Who put a big pot up there? On a leaning, crumbling wall like that? Who watered a dead tree—when all it would do is freeze the soil? Who would welcome flowers in a red-light district? Flowers couldn’t bloom in winter. They couldn’t bloom.
“……Mom.”
Eunho brushed Hwajin’s face with her small hand. The damp, cold soil—partly frozen—clung in clumps.
“Mom.”
“Get up. Let’s go home. You need to wash. Forget the stupid five thousand—let’s just go. I don’t need jjajangmyeon. You haven’t eaten breakfast yet. You’re hungry.”
No matter how she moved her hands, the pale face revealed between blood-caked dirt only grew more ruined.
Still—still, she had to clean her. Mom liked things clean.
The daughter she raised as a “son” could be left grimy, but Hwajin always kept herself immaculate. Not for selling her body—she simply loved soaking in hot water. On bathhouse days, she’d hum, plainly pleased.

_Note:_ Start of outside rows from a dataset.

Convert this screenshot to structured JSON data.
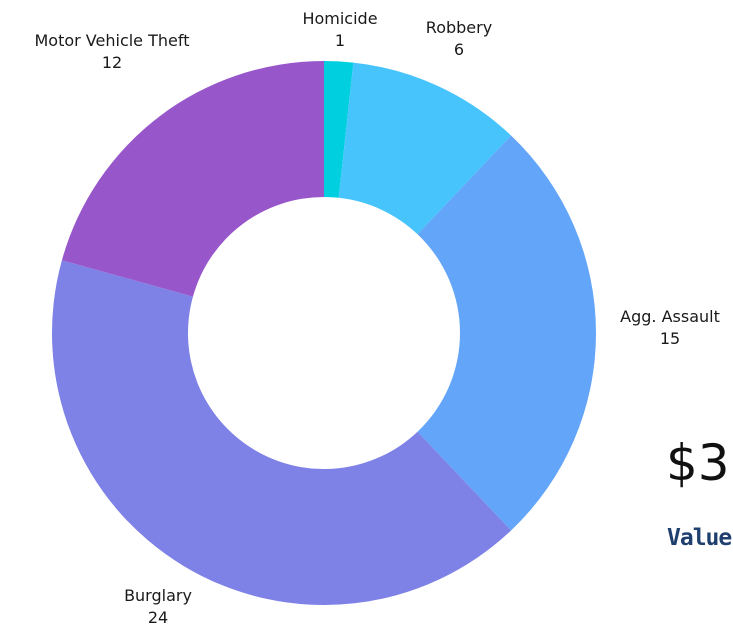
{
  "chart_data": {
    "type": "pie",
    "title": "",
    "categories": [
      "Homicide",
      "Robbery",
      "Agg. Assault",
      "Burglary",
      "Motor Vehicle Theft"
    ],
    "values": [
      1,
      6,
      15,
      24,
      12
    ],
    "colors": [
      "#00cfe0",
      "#48c4fd",
      "#63a5f9",
      "#7e81e6",
      "#9757cb"
    ],
    "legend": "none"
  },
  "card": {
    "value": "$3",
    "caption": "Value"
  }
}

Hating the dirt that marred that pretty face, hating the snow settling over it, Eunho worked her hands faster. Then she stopped—when the fingers she’d reached out to smooth Hwajin’s hair touched her forehead.
“…….”
This shouldn’t be like this. It should be hard here. It can’t be soft. It should be raised—not sunken like this.
It wasn’t the shape of a human head she knew. The caved-in softness, like a deflated ball, made fear crash over her. Terrified, Eunho curled the hand that had touched it into a fist and shook Hwajin.
“Mom…….”
The calls came quicker, her voice already breaking.
“Mom…… Mom……!”
Tears pooled until she couldn’t see Hwajin at all. She wiped them with the filthy sleeve of her old coat, but more tears flooded, blurring everything.
“Mom—hngh—moom—uhhh…….”
Shaking Hwajin while crying, words she’d often heard flashed through her mind.
[“Don’t cry. Crying makes you look like a girl.”]
[“But boys cry too?”]
[“Sure, boys cry. But you’re not a boy. When you cry, you look even more like a girl. So don’t cry. And crying doesn’t help anything. Instead of crying, you have to lunge harder—like a rabid thing.”]
[“Lunge?”]
[“Answer me, Lee Eunho. When do people cry?”]
[“When it hurts, when it’s frustrating, when I’m angry, when I’m sad and upset.”]
[“Right. And does crying change anything? Does it make it stop hurting?”]
[“…No.”]
[“Exactly. Crying is useless. When it hurts because you’re hit, lunge at the bastard who hit you. When you’re frustrated, lunge at whoever made you that way. When you’re angry or sad or upset—same thing. Lunge at the bastard who made you feel that way.”]
[“Lunge and do what?”]
[“Make that bastard cry.”]
[…….]
[“Crying just makes you look weak. Don’t look weak. To anyone who looks down on you—tell them to go fuck themselves.”]
Maybe she’d said it just because Eunho’s crying was loud and annoying. But whatever the reason, Hwajin taught Eunho how to endure without crying.